The Biology of Sourdough

The Biology of Sourdough

About 34 years ago, Frank Sugihara recalls, he and Leo Kline, a fellow microbiologist, set out to "solve the mystery of San Francisco sourdough." The two scientists were working with baker's yeast in a Bay Area lab run by the U.S. Department of Agriculture, so perhaps it was inevitable they would wind up studying San Francisco's signature bread.

This crusty loaf, with its chewy bite and sharp acidulated tang, was a long way from Wonder Bread, and few tourists left the airport without a loaf. Local lore attributed the bread to Basque migrants from the Pyrenees who arrived in San Francisco during the gold rush. Local bakers swore that no one could reproduce it outside a 50-mile radius of the city. When they gave dough to bakeries elsewhere, it inexplicably lost its "sour." But was it — is it — truly unique?  Sugihara laughs. "It's hard to say."

 

The Ancient Tradition of Sourdough

The practice of making sourdough is as ancient as bread itself. For 5,000 years or more, humans have mixed flour and water, waited for the mixture to ferment, and when it was good and sour and full of gas, used it as leavening to make dough rise. They found that they could propagate their leavening by saving a bit of unused dough to sow the seeds of foment in the next batch.

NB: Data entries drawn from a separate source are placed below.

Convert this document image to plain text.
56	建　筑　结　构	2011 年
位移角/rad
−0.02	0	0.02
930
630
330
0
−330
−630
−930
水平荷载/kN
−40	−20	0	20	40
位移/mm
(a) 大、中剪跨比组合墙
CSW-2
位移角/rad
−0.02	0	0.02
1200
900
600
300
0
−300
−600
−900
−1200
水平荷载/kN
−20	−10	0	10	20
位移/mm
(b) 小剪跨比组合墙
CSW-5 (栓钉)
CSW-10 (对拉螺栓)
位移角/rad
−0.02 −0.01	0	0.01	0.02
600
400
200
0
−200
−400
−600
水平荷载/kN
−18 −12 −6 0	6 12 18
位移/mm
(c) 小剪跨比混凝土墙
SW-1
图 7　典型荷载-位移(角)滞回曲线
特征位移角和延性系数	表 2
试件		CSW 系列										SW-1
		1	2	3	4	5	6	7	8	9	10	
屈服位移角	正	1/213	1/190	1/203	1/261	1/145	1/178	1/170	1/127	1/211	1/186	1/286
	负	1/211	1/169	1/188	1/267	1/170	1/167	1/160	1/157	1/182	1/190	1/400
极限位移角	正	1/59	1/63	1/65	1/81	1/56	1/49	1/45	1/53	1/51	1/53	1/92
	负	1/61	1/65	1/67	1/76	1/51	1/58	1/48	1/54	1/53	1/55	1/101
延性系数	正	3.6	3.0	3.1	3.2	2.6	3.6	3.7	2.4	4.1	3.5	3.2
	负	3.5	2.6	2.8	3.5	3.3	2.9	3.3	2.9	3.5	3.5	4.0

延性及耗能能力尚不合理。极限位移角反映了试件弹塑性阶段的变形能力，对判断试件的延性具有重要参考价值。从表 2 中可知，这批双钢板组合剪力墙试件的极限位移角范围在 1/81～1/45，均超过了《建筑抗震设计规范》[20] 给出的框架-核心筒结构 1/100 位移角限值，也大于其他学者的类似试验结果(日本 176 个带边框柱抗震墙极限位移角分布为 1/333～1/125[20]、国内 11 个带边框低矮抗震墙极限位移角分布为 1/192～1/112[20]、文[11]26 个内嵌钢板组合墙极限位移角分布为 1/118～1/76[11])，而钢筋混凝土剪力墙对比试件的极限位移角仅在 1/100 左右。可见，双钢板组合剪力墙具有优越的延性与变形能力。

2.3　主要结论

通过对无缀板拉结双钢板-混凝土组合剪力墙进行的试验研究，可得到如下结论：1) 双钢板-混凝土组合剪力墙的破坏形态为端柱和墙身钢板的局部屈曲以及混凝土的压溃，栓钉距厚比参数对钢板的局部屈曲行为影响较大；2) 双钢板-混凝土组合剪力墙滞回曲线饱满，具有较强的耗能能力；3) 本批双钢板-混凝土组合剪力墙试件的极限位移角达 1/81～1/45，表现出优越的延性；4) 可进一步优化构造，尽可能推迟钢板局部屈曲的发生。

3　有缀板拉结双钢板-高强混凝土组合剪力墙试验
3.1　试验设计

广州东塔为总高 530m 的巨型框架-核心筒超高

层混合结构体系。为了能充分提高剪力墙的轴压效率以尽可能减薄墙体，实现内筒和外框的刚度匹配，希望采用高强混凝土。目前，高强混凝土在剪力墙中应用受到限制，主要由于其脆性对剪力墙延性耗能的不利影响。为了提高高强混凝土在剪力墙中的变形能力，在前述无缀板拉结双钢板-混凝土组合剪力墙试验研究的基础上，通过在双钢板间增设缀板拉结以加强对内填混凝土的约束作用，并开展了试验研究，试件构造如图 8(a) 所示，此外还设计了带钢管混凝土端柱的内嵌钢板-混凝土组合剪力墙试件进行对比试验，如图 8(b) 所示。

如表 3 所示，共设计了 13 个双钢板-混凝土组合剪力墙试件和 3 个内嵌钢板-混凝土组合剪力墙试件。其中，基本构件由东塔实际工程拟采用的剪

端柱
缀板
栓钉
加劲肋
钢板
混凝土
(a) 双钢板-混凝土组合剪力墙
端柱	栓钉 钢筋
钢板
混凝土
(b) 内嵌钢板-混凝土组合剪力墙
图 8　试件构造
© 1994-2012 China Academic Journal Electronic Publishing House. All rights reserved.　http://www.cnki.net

No one knew then that these "seeds" were living microorganisms — it was Louis Pasteur, in the mid-1800s, who showed that fermentation was caused by microbes. That knowledge led to the commercial production of baker's yeast; strains of Saccharomyces cerevisiae bred for speedy growth. Today baker's yeast rules. It makes short work of pumping carbon dioxide into dough, and it always delivers.

Still, the old, slow bread-making ways did not disappear. Sourdough, for example, not only survived in San Francisco — it has gained new respect from artisanal bakers and sourdough hobbyists.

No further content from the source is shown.